Three months into my first proper job, I thought I was nailing it. I was not nailing it. I had the enthusiasm of someone who'd read three books on startups and the competence of someone who'd read three books on startups.
Luckily, I was surrounded by people who cared enough to tell me straight.
Here's what nobody tells you about being an early career employee: you are going to get things wrong constantly. Not occasionally. Constantly. And that's fine. That's the whole point. You're not there because you know things. You're there to learn things, and you learn by getting them wrong, getting feedback, then getting them slightly less wrong.
The people who grow fastest aren't the ones who make the fewest mistakes.

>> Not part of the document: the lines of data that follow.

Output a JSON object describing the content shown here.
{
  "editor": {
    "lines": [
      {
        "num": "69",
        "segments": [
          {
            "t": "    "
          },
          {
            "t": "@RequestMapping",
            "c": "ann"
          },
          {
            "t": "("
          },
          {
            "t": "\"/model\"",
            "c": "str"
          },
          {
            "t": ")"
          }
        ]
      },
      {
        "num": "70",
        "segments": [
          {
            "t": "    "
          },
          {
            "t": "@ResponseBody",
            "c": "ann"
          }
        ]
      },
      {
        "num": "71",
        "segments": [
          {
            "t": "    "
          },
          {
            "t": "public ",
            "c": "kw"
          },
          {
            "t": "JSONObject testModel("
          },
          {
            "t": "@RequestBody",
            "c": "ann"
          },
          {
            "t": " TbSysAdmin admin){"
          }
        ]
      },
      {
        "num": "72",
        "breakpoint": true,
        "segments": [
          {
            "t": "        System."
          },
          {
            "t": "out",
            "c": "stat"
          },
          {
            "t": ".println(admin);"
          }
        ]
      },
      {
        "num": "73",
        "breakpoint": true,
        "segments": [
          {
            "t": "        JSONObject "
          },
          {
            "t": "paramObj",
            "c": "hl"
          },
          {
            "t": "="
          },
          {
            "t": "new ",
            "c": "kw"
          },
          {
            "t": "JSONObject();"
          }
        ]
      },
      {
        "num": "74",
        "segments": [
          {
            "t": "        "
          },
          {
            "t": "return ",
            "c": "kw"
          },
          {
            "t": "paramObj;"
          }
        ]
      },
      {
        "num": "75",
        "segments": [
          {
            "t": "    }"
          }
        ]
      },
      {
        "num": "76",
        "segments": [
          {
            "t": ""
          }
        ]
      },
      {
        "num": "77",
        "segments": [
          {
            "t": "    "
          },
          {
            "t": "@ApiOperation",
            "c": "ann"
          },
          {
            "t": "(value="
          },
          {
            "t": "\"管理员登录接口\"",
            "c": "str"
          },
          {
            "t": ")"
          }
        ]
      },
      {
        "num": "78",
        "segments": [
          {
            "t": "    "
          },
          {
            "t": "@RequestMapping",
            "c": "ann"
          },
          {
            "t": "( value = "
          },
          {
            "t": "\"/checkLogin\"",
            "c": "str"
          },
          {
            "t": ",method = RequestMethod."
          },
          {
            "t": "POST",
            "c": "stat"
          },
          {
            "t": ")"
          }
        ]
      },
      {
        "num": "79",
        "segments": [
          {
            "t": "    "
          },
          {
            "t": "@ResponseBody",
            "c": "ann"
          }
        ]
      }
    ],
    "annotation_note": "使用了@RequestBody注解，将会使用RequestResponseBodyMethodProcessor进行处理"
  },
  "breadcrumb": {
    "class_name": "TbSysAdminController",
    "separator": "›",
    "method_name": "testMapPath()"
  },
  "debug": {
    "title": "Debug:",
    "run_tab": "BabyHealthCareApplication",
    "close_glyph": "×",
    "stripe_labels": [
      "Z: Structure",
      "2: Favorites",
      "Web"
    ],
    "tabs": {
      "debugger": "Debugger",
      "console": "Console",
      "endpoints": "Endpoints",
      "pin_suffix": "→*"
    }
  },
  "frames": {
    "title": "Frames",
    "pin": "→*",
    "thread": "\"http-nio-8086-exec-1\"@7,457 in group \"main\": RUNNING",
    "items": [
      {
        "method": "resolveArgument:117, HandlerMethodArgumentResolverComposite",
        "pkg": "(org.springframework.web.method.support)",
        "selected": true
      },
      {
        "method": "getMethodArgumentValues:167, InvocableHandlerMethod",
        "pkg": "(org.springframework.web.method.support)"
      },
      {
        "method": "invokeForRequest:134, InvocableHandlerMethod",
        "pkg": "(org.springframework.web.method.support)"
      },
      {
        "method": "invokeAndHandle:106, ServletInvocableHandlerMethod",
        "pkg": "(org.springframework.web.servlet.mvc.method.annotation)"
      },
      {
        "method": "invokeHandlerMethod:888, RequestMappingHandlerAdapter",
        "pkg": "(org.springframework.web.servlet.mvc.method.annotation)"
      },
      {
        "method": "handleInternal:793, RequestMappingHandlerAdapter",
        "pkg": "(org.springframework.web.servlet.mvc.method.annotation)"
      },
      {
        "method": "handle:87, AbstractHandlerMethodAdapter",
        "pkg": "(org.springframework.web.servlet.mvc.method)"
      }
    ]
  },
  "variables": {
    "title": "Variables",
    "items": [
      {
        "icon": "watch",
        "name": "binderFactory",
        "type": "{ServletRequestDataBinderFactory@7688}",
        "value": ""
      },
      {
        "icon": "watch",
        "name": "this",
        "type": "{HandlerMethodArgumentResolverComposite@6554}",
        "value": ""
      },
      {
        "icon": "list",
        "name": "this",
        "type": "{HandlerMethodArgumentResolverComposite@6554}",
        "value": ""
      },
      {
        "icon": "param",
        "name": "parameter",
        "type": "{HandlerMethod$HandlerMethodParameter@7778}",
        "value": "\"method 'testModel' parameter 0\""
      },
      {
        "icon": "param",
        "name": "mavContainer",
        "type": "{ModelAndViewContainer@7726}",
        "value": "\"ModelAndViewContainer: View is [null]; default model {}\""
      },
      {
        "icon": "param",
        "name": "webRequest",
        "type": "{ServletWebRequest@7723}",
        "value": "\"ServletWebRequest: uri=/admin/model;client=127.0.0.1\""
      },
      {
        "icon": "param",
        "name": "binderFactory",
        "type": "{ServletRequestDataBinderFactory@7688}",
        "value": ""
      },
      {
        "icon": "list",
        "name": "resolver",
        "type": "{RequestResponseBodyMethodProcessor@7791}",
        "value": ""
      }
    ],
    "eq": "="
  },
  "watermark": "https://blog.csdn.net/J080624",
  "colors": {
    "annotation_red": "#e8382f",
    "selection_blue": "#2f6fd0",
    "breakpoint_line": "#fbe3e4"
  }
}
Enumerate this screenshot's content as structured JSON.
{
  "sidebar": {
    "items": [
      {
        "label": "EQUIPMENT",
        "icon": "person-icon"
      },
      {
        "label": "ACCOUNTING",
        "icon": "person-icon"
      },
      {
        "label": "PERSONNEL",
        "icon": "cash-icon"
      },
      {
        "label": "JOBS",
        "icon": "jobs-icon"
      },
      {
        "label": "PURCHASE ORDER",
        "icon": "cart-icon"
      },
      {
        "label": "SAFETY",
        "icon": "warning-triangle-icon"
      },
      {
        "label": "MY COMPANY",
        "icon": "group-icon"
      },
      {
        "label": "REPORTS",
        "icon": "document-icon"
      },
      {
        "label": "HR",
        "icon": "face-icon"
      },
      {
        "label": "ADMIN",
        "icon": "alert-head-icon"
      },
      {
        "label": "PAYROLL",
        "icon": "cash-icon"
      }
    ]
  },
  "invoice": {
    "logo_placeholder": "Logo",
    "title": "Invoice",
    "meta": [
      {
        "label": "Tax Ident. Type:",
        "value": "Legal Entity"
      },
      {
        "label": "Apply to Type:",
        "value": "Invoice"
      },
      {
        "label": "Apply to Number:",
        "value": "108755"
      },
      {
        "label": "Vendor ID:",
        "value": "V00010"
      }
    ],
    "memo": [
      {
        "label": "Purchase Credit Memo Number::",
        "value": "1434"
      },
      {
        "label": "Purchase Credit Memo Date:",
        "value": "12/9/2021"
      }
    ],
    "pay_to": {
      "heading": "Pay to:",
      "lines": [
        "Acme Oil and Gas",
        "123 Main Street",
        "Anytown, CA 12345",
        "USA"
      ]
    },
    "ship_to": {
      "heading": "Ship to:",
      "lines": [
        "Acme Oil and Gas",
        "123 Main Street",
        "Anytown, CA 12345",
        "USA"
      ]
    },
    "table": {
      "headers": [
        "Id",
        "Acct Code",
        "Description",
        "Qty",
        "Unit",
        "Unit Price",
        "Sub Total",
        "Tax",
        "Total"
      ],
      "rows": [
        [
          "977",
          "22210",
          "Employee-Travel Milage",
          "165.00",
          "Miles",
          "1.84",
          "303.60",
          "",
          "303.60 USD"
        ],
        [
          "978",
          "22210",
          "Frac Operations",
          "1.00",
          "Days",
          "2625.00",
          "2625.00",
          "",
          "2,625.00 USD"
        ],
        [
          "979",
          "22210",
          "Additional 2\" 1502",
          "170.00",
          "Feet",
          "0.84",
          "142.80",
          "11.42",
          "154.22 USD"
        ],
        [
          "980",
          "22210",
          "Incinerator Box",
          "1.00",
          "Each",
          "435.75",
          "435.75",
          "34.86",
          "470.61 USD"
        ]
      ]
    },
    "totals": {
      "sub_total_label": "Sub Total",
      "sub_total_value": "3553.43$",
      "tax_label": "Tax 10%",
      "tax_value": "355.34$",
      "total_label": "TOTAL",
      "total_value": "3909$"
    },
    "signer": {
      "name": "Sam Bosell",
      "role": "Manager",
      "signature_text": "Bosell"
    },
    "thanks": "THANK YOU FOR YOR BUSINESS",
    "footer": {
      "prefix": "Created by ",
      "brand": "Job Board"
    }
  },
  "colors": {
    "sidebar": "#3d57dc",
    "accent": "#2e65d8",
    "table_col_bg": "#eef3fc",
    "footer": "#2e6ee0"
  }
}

They're the ones who hear "this isn't right" and think "okay, show me" instead of "okay, I'm terrible."
The moment someone tells you your work needs improving, your brain wants to translate that into "you need improving." Those are two completely different sentences.
One is about a spreadsheet you made on a Tuesday afternoon. The other is about your identity. If you merge the two, every piece of feedback becomes a personal attack, and you either get defensive and stop listening or collapse into self-doubt and stop trying. Both are useless.
The people who figure this out early build faster, learn faster, and become the kind of person senior people want to invest time in. Because nothing is more exhausting than giving someone feedback and watching them crumble. Nothing is more energising than giving someone feedback and watching them run with it.
Get things wrong. Get a lot of things wrong. Just make sure you're the kind of person who wants to hear about it.